CETIN a.s. is a Czech wholesale telecommunications infrastructure company headquartered in Prague. It owns and operates fixed and mobile telecommunications networks in the Czech Republic and provides network infrastructure and electronic communications services to telecommunications operators. The company is wholly owned by CETIN Group N.V., which is in turn wholly owned by PPF Group.

CETIN was established on 1 June 2015 through the separation of the telecommunications infrastructure and wholesale business of O2 Czech Republic from its retail operations. Originally named Česká telekomunikační infrastruktura a.s., the company adopted the name CETIN a.s. on 1 January 2020.

== History ==
CETIN was established on 1 June 2015 when O2 Czech Republic separated its telecommunications infrastructure and wholesale business from its retail operations. The fixed network, mobile infrastructure, data centres and related wholesale activities were transferred to the newly created Česká telekomunikační infrastruktura a.s.

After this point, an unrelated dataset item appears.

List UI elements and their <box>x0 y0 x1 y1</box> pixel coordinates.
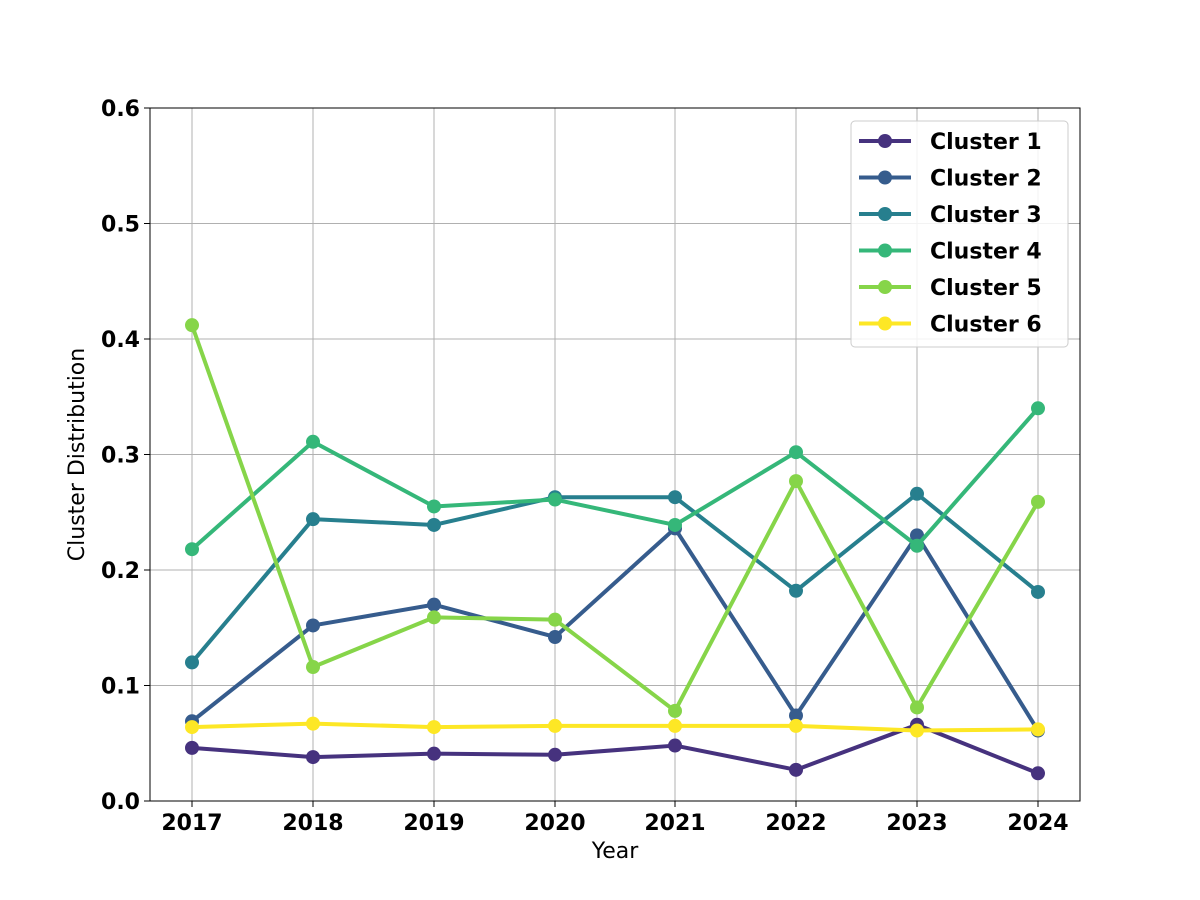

PPF Group, which already controlled about 95% of CETIN, acquired the remaining shares through a squeeze-out completed in 2016. The company adopted the name CETIN a.s. on 1 January 2020.

Also in 2020, PPF separated the infrastructure businesses of its telecommunications operators in Bulgaria, Hungary and Serbia and combined them with the Czech CETIN business under CETIN Group. Singaporean sovereign wealth fund GIC acquired a 30% stake in the group in 2022, while PPF retained 70%.

In 2024, CETIN Group was reorganised as part of PPF's partnership with the UAE telecommunications group e&. Its infrastructure businesses in Bulgaria, Hungary and Serbia were transferred out of the group, leaving the Czech CETIN business within CETIN Group. PPF subsequently repurchased GIC's 30% stake and again became the group's sole owner.

== Network and operations ==
CETIN operates telecommunications infrastructure on a wholesale basis and does not provide services directly to end users. Its customers include O2 Czech Republic, T-Mobile Czech Republic and Vodafone Czech Republic, as well as other telecommunications operators.

The company operates the largest fixed-access network in the Czech Republic, using both fibre-optic and metallic lines. It provides wholesale broadband access, leased lines, network interconnection and data-centre services. At the end of 2025, the network had about 1.32 million active fixed connections and an average available download speed of 507 Mbit/s. The number of active FTTH/B connections increased by 23% during the year.

CETIN also owns and operates mobile network infrastructure. Under a network-sharing agreement with T-Mobile Czech Republic, CETIN operates the radio access network in the eastern part of the country, while T-Mobile operates the corresponding network in the west. Prague and Brno are excluded from the geographic sharing arrangement.

CETIN reported that its rollout of 5G technology was largely completed by the end of 2025.